Johnson & Johnson's Talc Asbestos Denial is Weak
Lawyers are spinning the results of recent asbestos tests as a positive for the company when they are the straw that broke the camel's $750 million back
Friday, February 28, 2020 - Johnson & Johnson's "asbestos-fre"" categorization of talc's contamination with the cancer-causing compound fails to hold water. There is a huge difference between being "asbestos-free" and testing and not finding the carcinogen. Experts have concluded that the testing methods that Johnson & Johnson and the cosmetics industry have employed to test for asbestos are inadequate and the FDA is on the verge of recommending that the entire cosmetics industry use the Heavy Liquid Separation (HLS) asbestos testing technique which is a more sensitive method than used in the industry. Talcum powder cancer lawsuit lawyers offer a free no obligation consultation before filing a claim and do not collect any money unless they win a case for you.
Johnson & Johnson recently told CNBC that the world's most popular baby powder was completely safe despite the FDA tests showing otherwise. One should keep in mind that experts agree that there is no safe level of asbestos. "Johnson & Johnson said ... that more tests showed that Johnson's Baby Powder was free of asbestos after U.S. Food and Drug Administration investigations had found trace amounts of the material." Not finding asbestos is much different than the product being free of the substance as microscopically small samples are tested. More strict tests of Johnson's Baby powder and talc-based cosmetics products nearly always come back positive for asbestos. The recent tests that denied the FDA reports read like a page from 1984 stating that "company-sponsored independent tests found no trace of asbestos on the same samples that the FDA used, "except a little that could have come from an old air conditioning unit in the lab where the tests were conducted." (1) Asbestos and talc are mined in open-pit mines adjacent to one another all over the world and the minerals are blasted with explosives into the air and carried to settle and intermingle with each other. Entire towns in the neighborhoods where people live and work near open-pit asbestos mines have developed extremely high numbers of mesothelioma cases. Johnson & Johnson may want to replace the iconic baby image on bottles of Johnson's Baby Powder with one of George Orwell.

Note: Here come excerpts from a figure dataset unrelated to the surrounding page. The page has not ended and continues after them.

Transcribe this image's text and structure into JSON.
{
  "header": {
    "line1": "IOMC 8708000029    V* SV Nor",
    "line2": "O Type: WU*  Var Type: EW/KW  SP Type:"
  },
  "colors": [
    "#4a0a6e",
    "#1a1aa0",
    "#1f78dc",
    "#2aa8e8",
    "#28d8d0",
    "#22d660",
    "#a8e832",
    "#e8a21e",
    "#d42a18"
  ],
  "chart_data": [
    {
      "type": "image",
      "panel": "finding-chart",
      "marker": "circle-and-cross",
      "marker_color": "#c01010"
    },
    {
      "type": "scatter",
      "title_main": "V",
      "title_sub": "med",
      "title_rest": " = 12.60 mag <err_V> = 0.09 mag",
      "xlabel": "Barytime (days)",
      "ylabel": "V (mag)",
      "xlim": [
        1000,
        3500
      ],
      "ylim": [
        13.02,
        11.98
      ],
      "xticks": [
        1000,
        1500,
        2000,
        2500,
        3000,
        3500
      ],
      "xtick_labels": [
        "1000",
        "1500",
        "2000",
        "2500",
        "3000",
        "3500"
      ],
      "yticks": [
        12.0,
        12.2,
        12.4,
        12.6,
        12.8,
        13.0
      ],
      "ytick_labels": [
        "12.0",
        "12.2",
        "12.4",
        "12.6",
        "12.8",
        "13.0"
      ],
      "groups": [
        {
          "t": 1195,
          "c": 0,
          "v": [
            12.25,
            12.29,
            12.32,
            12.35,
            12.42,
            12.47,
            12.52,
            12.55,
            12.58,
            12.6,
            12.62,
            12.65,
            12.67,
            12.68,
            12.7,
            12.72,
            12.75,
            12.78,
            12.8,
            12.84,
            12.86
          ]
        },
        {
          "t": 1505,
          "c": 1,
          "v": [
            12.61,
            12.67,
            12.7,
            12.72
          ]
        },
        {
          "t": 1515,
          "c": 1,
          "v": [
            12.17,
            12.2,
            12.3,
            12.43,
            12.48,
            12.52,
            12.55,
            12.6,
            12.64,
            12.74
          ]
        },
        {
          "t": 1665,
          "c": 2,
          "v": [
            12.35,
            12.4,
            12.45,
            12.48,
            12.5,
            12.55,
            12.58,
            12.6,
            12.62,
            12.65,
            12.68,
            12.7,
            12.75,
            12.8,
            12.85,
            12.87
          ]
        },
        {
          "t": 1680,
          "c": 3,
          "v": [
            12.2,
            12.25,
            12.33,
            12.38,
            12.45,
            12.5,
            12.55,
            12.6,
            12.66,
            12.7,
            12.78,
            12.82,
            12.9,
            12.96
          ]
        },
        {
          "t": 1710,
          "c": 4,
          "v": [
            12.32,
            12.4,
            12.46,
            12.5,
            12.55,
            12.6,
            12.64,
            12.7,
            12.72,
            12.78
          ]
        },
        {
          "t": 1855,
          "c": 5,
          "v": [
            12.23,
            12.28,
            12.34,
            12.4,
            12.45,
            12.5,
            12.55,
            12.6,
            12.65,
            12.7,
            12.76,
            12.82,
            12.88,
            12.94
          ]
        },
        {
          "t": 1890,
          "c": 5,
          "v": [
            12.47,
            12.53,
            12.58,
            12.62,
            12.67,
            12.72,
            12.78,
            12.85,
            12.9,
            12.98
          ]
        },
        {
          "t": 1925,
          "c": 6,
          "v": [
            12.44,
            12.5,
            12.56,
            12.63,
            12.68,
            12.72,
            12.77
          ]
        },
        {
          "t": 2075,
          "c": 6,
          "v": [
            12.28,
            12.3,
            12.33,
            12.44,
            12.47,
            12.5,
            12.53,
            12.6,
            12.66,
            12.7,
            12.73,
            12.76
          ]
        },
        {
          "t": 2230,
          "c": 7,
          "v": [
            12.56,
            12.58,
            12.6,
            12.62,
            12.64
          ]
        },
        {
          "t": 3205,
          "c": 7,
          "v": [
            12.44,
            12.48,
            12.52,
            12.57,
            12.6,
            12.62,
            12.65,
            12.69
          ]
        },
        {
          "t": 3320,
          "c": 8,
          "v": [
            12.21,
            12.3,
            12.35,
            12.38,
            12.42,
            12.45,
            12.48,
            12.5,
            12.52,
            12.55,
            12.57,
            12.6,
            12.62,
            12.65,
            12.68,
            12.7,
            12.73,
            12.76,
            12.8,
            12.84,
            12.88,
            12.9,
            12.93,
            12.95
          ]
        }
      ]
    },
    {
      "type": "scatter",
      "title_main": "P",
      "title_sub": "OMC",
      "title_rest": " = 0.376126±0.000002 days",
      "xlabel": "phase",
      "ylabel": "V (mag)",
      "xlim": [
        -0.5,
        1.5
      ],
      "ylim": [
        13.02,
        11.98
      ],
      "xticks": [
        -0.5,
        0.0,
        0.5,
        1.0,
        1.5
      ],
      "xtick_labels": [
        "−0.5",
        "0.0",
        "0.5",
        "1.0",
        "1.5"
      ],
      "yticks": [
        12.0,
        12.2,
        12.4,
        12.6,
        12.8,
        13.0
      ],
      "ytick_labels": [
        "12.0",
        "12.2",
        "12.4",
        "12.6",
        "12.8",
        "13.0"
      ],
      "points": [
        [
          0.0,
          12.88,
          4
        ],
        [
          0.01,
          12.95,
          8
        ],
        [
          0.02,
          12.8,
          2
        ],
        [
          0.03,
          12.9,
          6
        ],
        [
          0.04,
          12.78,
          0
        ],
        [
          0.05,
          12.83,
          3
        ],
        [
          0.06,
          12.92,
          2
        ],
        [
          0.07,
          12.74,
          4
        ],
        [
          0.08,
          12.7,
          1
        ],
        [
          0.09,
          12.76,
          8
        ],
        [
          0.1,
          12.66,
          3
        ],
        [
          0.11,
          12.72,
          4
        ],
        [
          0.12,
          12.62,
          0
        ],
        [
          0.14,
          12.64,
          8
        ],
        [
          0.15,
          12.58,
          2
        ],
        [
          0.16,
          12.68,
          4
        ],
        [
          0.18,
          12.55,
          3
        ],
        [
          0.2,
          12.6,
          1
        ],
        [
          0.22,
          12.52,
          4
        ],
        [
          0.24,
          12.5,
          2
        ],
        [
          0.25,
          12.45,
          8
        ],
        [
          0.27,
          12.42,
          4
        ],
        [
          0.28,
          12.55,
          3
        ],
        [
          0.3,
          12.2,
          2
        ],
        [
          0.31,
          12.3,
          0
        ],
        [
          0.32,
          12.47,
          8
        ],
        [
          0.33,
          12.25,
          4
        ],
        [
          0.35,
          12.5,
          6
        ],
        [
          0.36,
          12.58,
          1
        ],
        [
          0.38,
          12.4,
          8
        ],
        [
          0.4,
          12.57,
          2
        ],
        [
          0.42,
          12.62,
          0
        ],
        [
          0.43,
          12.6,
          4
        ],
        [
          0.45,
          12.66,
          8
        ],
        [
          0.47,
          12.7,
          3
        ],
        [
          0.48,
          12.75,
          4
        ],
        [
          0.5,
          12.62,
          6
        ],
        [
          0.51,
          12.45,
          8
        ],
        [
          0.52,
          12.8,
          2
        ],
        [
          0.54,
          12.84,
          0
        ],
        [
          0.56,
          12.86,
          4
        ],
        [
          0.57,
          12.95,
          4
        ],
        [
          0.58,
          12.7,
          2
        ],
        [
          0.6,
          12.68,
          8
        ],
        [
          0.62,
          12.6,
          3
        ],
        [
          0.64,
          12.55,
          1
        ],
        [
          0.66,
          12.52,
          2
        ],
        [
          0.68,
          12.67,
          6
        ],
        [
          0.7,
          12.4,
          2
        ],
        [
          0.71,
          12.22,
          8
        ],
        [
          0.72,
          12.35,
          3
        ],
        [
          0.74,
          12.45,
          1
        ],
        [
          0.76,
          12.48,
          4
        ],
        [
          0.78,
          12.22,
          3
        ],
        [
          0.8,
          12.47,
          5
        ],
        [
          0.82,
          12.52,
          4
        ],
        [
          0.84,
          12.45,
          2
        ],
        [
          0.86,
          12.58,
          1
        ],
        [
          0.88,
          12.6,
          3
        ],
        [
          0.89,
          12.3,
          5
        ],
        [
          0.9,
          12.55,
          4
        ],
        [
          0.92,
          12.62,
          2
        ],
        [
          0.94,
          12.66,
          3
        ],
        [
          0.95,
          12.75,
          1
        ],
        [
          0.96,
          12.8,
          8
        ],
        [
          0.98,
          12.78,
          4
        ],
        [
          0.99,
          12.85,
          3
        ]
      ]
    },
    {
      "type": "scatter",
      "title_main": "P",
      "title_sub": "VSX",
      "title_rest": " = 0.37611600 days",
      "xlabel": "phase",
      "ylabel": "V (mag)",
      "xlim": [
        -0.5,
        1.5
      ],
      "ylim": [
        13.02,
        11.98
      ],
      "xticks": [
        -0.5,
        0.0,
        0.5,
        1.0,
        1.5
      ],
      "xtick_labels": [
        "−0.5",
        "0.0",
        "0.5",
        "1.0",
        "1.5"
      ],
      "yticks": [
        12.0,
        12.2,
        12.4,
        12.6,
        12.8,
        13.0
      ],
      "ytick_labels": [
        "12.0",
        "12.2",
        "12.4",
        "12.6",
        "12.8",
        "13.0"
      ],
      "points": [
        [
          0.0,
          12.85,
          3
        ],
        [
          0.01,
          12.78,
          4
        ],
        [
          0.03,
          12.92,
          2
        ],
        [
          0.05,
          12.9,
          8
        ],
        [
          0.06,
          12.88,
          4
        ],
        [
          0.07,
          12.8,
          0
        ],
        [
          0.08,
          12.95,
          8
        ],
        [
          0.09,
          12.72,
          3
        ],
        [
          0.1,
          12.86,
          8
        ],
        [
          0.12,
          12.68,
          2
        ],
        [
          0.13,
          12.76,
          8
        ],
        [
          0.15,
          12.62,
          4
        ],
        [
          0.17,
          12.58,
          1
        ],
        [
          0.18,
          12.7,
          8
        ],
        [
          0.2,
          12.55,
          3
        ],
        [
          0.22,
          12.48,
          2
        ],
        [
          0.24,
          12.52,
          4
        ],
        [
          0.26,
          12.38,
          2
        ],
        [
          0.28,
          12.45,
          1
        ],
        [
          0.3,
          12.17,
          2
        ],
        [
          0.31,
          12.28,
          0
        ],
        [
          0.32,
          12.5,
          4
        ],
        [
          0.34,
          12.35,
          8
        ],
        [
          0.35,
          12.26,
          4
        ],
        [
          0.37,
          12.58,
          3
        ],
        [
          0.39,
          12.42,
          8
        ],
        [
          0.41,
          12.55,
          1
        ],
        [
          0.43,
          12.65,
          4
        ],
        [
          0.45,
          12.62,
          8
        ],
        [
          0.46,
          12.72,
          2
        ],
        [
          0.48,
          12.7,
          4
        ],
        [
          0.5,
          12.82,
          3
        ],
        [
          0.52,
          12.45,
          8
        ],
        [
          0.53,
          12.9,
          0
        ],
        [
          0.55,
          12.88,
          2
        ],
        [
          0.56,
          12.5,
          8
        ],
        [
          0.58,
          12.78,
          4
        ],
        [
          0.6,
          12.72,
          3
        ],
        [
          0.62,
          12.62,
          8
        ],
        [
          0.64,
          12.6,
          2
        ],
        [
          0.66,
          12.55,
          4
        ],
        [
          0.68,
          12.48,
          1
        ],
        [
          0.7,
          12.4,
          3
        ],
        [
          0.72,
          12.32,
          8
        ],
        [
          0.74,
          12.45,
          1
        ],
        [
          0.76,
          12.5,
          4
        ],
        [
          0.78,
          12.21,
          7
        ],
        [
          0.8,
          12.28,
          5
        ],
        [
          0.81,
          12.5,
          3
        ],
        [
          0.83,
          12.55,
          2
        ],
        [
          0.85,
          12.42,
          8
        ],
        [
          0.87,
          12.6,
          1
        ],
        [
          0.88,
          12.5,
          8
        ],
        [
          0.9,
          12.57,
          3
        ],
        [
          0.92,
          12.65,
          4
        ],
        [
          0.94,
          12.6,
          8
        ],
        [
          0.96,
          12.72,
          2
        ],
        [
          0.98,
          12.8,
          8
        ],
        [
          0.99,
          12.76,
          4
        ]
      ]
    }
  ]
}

Dr. Longo made his opinions about talc being contaminated with asbestos crystal clear in testimony before a Congressional Committee convened to address the subject recently. Mesothelioma.com reported on the testimony: "analyzed samples of Johnson & Johnson's baby powder from the 1940s to the 2000s, along with the company's current products. He tested the products for asbestos using the Heavy Liquid Separation (HLS) technique, which is more sensitive than the testing methods used by Johnson & Johnson. Overall, Dr. Longo discovered 65% of all samples tested positive for asbestos."
Dr. Longo testified: "The cosmetic talc industry has, in that time, accumulated hundreds, if not thousands of testing results that report no detectable or quantifiable asbestos. These reports, regarded by the manufacturers as "negative," are very misleading as they result from analytical and methodological techniques with poor detection limits."